As I pondered that, my mind running over what she said, what she could have meant, I realized that Dex was standing nearby. He was leaning against the wall near the entrance to the restrooms, his back to me, his head bent over. It didn’t look like he was on the phone anymore. He looked so vulnerable in his ratty jersey, back to me, back to the things he was afraid of.

A different kind of fear.

I straightened up and walked over to him. Even if he wanted to be alone, I sure as hell didn’t.

“Hey,” I said. I still hadn’t caught my breath yet so the word came out in a whisper.

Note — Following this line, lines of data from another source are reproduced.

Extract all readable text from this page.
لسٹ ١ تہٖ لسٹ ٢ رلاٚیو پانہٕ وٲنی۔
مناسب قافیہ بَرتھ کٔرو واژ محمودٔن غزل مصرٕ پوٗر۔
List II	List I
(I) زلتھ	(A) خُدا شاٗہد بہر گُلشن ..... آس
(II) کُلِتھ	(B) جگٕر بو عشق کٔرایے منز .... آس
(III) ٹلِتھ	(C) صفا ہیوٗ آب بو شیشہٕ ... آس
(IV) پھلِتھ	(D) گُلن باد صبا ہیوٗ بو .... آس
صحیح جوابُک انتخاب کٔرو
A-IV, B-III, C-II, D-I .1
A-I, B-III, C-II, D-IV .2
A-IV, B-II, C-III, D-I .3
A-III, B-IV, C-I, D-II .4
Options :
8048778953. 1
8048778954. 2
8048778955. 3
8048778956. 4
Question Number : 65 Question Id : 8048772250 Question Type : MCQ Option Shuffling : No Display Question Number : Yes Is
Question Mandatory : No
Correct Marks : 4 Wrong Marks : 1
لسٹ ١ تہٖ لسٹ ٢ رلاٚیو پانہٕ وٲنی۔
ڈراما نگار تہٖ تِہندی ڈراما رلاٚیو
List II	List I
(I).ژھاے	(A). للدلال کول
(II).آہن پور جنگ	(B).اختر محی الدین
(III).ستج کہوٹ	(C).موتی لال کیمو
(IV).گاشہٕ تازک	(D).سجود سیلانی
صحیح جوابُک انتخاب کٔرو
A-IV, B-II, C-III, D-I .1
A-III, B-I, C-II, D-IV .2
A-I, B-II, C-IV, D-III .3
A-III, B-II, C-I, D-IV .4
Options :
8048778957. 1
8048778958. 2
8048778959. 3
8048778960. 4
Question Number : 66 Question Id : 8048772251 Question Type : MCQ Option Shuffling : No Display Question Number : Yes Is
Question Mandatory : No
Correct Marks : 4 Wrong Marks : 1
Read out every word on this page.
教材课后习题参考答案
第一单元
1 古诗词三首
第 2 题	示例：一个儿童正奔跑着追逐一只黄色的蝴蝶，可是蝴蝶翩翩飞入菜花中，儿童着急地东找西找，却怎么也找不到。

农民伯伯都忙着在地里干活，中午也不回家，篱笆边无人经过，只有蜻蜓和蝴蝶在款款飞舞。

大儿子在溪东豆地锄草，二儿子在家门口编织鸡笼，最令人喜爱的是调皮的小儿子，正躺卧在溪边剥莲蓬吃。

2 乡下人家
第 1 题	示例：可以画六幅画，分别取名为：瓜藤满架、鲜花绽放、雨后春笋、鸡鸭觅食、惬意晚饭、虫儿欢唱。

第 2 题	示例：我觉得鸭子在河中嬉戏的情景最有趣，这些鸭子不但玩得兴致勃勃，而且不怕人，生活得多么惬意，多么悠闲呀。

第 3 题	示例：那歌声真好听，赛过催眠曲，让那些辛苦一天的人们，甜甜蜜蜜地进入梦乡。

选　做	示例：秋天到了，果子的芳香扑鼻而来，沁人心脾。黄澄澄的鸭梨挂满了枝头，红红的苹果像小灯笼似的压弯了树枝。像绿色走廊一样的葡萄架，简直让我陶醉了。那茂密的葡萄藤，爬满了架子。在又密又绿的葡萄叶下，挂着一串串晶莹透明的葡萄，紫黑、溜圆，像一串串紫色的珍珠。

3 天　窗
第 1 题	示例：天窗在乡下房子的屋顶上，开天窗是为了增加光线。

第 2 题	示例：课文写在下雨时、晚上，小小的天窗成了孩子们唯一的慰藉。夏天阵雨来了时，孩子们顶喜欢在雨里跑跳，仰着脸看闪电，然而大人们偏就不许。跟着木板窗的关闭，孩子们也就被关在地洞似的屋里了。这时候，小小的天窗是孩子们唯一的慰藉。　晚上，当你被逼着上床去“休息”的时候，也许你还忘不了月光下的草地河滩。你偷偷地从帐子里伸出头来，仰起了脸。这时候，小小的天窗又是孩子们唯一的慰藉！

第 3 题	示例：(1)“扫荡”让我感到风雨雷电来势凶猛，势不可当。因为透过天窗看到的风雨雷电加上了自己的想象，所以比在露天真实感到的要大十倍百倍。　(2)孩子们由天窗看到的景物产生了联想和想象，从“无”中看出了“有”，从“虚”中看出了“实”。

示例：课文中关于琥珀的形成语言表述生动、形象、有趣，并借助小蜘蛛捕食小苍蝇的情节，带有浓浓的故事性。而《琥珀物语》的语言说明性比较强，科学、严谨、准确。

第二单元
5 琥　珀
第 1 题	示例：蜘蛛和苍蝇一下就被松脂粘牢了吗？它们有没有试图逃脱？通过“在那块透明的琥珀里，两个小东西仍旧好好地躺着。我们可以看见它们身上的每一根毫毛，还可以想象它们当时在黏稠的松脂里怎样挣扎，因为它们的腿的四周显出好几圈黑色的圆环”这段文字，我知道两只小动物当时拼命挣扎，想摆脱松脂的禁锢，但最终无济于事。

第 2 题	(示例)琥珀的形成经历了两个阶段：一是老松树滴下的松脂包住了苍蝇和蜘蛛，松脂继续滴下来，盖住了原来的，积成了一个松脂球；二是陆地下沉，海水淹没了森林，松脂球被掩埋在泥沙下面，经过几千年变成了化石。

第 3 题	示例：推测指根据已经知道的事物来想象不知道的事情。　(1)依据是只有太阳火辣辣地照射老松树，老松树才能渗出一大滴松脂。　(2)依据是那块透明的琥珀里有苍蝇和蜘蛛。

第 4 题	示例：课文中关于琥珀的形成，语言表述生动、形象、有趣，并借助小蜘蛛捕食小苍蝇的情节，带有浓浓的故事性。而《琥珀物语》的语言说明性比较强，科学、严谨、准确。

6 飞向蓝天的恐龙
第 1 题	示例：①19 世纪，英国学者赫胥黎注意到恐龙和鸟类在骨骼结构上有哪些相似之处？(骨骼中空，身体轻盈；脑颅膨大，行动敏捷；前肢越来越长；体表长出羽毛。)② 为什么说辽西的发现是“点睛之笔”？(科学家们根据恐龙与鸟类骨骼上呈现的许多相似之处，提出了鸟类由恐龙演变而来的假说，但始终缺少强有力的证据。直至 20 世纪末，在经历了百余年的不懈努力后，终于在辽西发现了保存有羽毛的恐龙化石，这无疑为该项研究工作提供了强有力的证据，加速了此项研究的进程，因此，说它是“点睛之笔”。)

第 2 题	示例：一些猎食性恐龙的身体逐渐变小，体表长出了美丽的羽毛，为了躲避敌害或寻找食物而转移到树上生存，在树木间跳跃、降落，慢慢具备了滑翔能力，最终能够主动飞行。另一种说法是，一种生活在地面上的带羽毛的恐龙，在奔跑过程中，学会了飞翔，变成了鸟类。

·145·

He didn’t move or flinch. I stopped in front of him. He kept his head down, staring at a spot on the floor. I followed his eyes. There was nothing there.

Did he just have the same experience as I had?

“Dex,” I whispered. “Are you OK? Did you see her too?”

He blinked, a sign that he had heard me, and lifted his head. He looked horrible. His eyes were dull like they had given up seeing anything, his lips were raw and chewed on. His hair was messier than normal, as if he had been pulling it out. I forgot all about clown lady and immediately wanted to embrace him, to smooth down his hair with my hands, to make everything OK. If only I had that power.

“Oh,” he said listlessly. “I’m fine.”

“No, you’re not.”

“Neither are you. You look spooked.”

“I am spooked. About you.” And Creepy Clown Lady but for some reason I didn’t feel like I should bring it up, lest the attention get diverted to me. I wanted to know what happened to him. I needed to know.

“Who was on the phone? Who called you?” I asked, carefully placing my hand on his shoulder. He stared at me. From that angle, with the way that his arched brows connected with the bone, he was as unnerving as she had been. I thought he was going to kill me.

I took my hand off of his shoulder. That action broke his concentration. The hate left his eyes, his forehead relaxed.

He came off of the wall and stretched his arms above his head. He groaned, holding the pose for a few seconds, then let his limbs flop to the side. He shook out his shoulders, pursed his lips and said, “You want to get out of here? Game’s almost over. We have this one in the bag.”

There was nothing I wanted more than to get the hell out of there, but I wasn’t going without an answer of some kind.

I sighed and stood rigidly, hoping I conveyed business. It was hard to feel authoritative at my height.

“We’ll go when you tell me what the hell is going on,” I said sternly, keeping my eyes as hard as steel.

He gave me a wry look. “No offense Perry, but some things are a private matter.”